Journey to AWS: Straddling two worlds (Calum Murray, Intuit)
The key takeaways were:
- use a tip-toe approach rather than big-bang. Be in a position where you can flip back and forth from cloud for an application, then swap to cloud initially for a small number of minutes, gradually increasing to 24 hours or more.
- swim-lane applications first, if possible, to allow for this approach (so you are only exposing a small subset of users to the change initially).
- consider security implications – in their case, with over 10 million customers, they had to put extra encryption in place, use different encryption keys for on-premise and cloud, etc.

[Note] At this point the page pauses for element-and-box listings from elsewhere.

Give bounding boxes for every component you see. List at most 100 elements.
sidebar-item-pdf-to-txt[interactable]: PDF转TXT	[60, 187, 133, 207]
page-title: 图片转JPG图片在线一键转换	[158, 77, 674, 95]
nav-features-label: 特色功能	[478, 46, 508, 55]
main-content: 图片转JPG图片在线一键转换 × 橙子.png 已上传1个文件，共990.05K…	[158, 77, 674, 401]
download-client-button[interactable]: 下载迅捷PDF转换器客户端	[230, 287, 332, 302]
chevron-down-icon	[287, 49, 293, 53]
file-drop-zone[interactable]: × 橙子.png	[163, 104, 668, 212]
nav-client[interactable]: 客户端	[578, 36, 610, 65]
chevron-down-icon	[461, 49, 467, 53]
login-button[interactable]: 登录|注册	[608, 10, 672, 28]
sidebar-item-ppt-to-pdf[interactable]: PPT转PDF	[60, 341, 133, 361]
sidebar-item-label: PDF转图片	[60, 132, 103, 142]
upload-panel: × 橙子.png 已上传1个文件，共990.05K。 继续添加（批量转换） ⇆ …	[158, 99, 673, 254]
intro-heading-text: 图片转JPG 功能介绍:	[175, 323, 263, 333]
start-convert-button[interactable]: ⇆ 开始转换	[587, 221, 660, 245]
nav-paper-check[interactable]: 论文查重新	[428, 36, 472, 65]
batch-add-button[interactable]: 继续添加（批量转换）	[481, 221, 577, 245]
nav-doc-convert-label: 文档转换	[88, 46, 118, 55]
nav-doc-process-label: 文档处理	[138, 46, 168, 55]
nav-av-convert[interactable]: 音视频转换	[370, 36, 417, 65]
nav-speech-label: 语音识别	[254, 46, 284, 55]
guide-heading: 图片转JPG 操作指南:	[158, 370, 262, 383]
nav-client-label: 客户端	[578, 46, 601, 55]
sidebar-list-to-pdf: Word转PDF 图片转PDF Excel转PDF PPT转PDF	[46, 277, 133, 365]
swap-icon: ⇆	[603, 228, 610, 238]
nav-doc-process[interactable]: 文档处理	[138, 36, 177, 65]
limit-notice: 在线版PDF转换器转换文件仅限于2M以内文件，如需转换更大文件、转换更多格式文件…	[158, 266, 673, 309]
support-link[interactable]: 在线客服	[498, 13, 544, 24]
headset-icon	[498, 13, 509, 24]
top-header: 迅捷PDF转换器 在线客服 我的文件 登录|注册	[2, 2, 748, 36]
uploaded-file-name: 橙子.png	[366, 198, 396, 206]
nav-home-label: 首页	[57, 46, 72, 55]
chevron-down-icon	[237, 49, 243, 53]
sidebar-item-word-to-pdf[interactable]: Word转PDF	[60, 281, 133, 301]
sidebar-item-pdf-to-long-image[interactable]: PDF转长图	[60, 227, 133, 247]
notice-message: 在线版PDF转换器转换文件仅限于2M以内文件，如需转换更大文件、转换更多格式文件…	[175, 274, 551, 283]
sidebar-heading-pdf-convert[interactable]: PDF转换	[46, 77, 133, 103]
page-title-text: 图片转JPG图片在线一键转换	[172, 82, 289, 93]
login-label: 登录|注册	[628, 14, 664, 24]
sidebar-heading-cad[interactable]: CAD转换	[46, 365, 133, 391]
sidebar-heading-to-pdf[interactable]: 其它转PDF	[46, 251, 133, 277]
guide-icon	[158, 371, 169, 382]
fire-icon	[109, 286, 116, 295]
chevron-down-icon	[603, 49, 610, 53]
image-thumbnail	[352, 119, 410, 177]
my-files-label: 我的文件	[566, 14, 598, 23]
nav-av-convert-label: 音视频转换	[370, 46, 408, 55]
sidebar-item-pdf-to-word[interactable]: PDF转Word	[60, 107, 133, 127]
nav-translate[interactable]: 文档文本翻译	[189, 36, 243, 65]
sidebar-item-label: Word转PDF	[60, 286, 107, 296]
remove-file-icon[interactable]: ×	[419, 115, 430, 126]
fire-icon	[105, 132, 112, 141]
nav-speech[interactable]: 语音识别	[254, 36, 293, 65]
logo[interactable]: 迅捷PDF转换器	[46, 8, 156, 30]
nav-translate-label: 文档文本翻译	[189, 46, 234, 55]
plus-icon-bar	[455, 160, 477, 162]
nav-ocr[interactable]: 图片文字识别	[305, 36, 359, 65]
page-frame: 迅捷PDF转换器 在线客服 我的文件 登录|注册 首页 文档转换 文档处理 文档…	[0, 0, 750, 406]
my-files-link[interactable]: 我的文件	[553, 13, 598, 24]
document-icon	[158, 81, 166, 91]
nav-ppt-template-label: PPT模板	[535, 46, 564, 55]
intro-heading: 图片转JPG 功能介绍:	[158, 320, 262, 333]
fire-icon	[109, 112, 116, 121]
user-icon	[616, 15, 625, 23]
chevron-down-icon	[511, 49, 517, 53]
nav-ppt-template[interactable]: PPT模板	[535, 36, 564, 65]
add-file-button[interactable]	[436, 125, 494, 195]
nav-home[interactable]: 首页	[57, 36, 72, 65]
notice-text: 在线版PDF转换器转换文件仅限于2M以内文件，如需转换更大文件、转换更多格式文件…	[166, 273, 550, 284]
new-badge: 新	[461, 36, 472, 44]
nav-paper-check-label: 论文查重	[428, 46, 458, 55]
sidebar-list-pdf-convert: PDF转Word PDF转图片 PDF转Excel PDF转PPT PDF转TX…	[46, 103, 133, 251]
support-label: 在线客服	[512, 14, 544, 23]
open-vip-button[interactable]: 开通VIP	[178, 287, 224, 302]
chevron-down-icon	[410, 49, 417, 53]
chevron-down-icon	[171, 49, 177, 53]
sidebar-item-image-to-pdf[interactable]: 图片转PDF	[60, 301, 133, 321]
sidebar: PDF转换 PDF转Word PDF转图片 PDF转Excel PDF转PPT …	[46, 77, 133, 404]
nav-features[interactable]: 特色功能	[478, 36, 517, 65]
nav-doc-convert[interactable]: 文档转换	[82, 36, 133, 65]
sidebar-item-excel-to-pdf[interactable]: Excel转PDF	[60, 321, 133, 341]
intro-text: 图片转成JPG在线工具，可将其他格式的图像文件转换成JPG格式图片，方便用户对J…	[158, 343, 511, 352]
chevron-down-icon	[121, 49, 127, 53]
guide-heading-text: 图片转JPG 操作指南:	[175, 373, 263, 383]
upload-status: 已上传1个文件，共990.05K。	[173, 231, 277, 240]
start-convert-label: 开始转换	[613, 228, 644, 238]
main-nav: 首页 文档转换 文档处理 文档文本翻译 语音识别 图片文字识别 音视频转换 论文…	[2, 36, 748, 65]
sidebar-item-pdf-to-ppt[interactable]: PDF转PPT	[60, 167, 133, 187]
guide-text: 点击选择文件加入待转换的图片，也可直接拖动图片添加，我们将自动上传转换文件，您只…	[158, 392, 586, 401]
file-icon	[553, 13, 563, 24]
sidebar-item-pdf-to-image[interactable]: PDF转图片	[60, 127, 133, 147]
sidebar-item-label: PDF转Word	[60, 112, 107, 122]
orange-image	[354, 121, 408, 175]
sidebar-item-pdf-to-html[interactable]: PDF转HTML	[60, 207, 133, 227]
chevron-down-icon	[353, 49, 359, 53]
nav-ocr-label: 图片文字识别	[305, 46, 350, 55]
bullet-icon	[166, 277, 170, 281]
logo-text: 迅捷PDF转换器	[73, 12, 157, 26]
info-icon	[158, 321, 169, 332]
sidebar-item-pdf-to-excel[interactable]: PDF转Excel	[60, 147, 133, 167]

You can find speaker slides and videos from the conference at https://conferences.oreilly.com/strata/strata-eu/public/schedule/proceedings
Conversations at the Kognitio stand in the exhibition hall reflected an increasing interest in how to address SQL on Hadoop problems with company’s installed Hadoop systems. This was a marked step forward from last year’s conference where a lot of the conversations were with companies that were just starting out with Hadoop, and hadn’t done enough with Hive/Impala/Spark SQL to have encountered significant problems that they needed to solve.